In 2013, Sokal co-authored a paper with Nicholas Brown and Harris Friedman, rejecting the Losada Line, a concept popular in positive psychology. Named after its proposer, Marcial Losada, it refers to a critical range for an individual's ratio of positive to negative emotions, outside of which the individual will tend to have poorer life and occupational outcomes. This concept of a critical positivity ratio was much cited and popularised by psychologists such as Barbara Fredrickson. The trio's paper, published in American Psychologist, contended that the ratio was based on faulty mathematical reasoning and therefore invalid.

During his high school years and undergraduate studies at Harvard in the 1970s, Sokal collaborated with his father, Nathan, on his work on RF power amplifiers: their work was motivated by their mutual interest in amateur radio. This has resulted in the introduction of class-E high-efficiency power amplifier, and Sokals were awarded the U.S. Patents 3,900,823 and 3,919,656. In 2007, Alan and Nathan Sokal were awarded Microwave Pioneer Award by IEEE Microwave Theory and Technology Society for "development of the class E power amplifier."

== Critiques of postmodernism ==

=== Sokal affair ===

In 1996, Sokal was curious whether the then-non-peer-reviewed postmodern cultural studies journal Social Text (published by Duke University Press) would publish a submission which "flattered the editors' ideological preconceptions". Sokal submitted a grand-sounding but completely nonsensical paper titled "Transgressing the Boundaries: Toward a Transformative Hermeneutics of Quantum Gravity".

After holding the article back from earlier issues because of Sokal's refusal to consider revisions, the staff published it in the "Science Wars" issue as a relevant contribution. Soon thereafter, Sokal then revealed that the article was a hoax in the journal Lingua Franca, arguing that leftists and social science would be better served by intellectual underpinnings based on reason.
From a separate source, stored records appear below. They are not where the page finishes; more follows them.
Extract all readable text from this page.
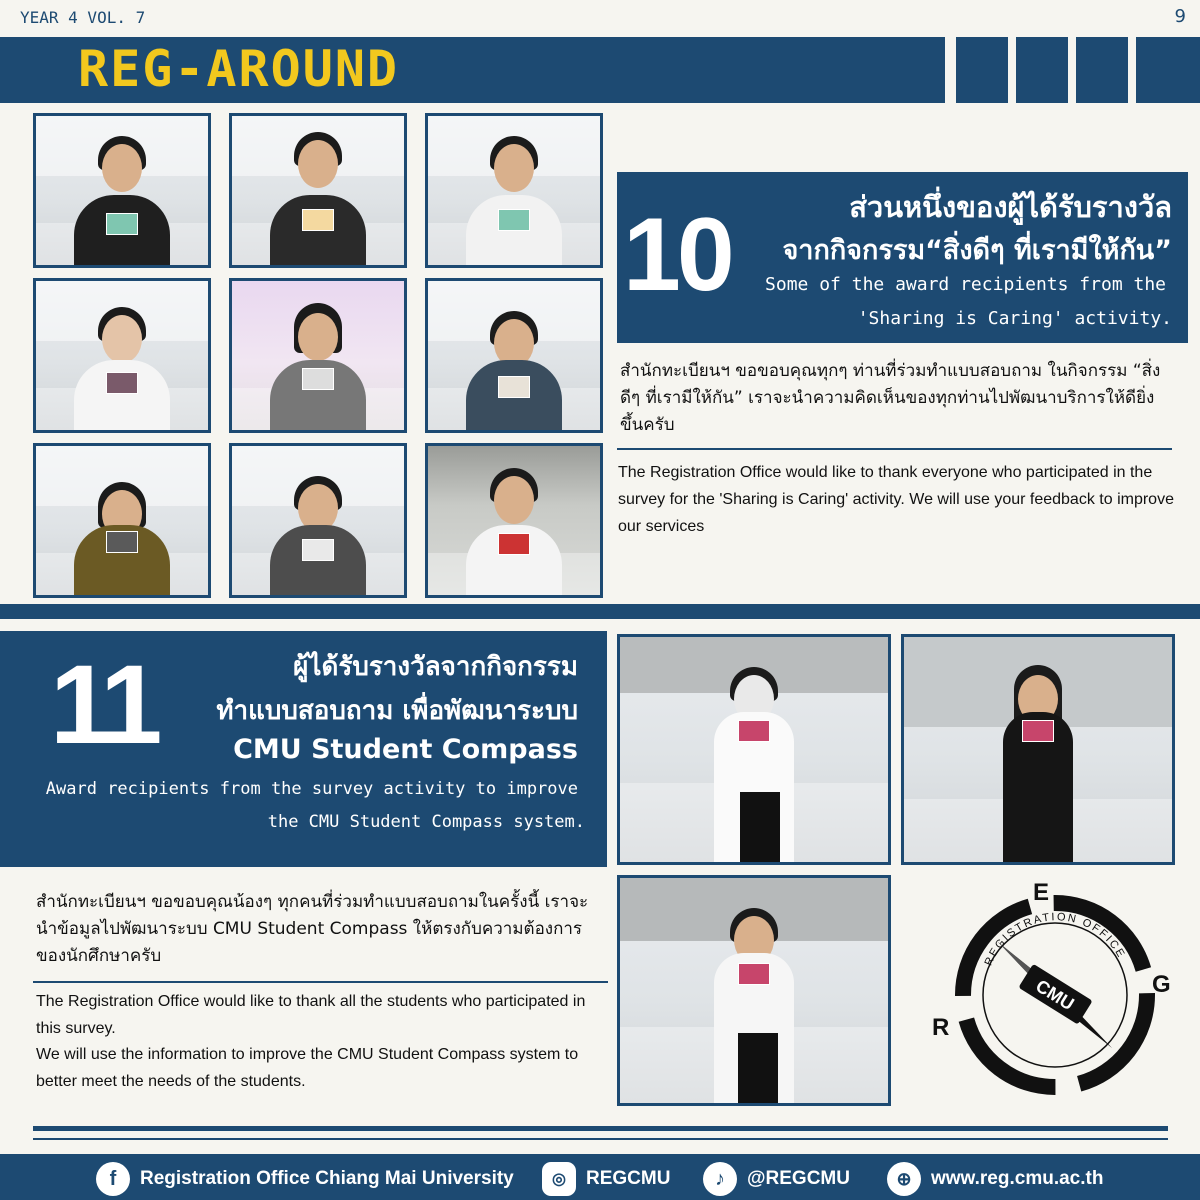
YEAR 4 VOL. 7	9
REG-AROUND
10	ส่วนหนึ่งของผู้ได้รับรางวัล
จากกิจกรรม“สิ่งดีๆ ที่เรามีให้กัน”
Some of the award recipients from the
'Sharing is Caring' activity.
สำนักทะเบียนฯ ขอขอบคุณทุกๆ ท่านที่ร่วมทำแบบสอบถาม ในกิจกรรม “สิ่งดีๆ ที่เรามีให้กัน” เราจะนำความคิดเห็นของทุกท่านไปพัฒนาบริการให้ดียิ่งขึ้นครับ
The Registration Office would like to thank everyone who participated in the survey for the 'Sharing is Caring' activity. We will use your feedback to improve our services
11	ผู้ได้รับรางวัลจากกิจกรรม
ทำแบบสอบถาม เพื่อพัฒนาระบบ
CMU Student Compass
Award recipients from the survey activity to improve
the CMU Student Compass system.
สำนักทะเบียนฯ ขอขอบคุณน้องๆ ทุกคนที่ร่วมทำแบบสอบถามในครั้งนี้ เราจะนำข้อมูลไปพัฒนาระบบ CMU Student Compass ให้ตรงกับความต้องการของนักศึกษาครับ
The Registration Office would like to thank all the students who participated in this survey.
We will use the information to improve the CMU Student Compass system to better meet the needs of the students.
CMU
REGISTRATION OFFICE
E
G
R
f	Registration Office Chiang Mai University	◎	REGCMU	♪	@REGCMU	⊕	www.reg.cmu.ac.th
The affair was front-page news in The New York Times on May 18, 1996. Sokal responded to leftist and postmodernist criticism of the deception by asserting that he was himself a leftist, and that his motivation was to "defend the Left from a trendy segment of itself".
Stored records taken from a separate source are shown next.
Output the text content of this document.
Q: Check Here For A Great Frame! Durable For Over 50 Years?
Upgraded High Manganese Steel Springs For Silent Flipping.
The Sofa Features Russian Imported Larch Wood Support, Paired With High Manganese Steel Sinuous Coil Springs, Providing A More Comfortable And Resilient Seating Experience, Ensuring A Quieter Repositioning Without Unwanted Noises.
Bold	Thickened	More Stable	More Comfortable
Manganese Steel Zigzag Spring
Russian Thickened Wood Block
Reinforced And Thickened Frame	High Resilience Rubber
Sokal followed up in 1997 by co-authoring the book Impostures Intellectuelles with physicist and philosopher of science Jean Bricmont (published in English, a year later, as Fashionable Nonsense). The book accuses some social sciences academics of using scientific and mathematical terms incorrectly and criticizes proponents of the "strong program" of the sociology of science for denying the value of truth. The book had contrasted reviews, with some lauding the effort, and some more reserved.

In 2008, Sokal reviewed the Sokal affair and its implications in the book Beyond the Hoax.

=== Other critiques ===
In 2024, Sokal co-authored an opinion-editorial article in the newspaper The Boston Globe with evolutionary biologist Richard Dawkins criticizing the use of the terminology "sex assigned at birth" instead of "sex" by the American Medical Association, the American Psychological Association, the American Academy of Pediatrics, and the Centers for Disease Control and Prevention. Sokal and Dawkins argued that sex is an "objective biological reality" that "is determined at conception and is then observed at birth", rather than assigned by a medical professional. Terming this "social constructionism gone amok", Sokal and Dawkins argued further that "distort[ing] the scientific facts in the service of a social cause" risks undermining trust in medical institutions. Sokal repeated these criticisms in an editorial for the magazine The Critic discussing the more general politicization of science, especially biology and medicine.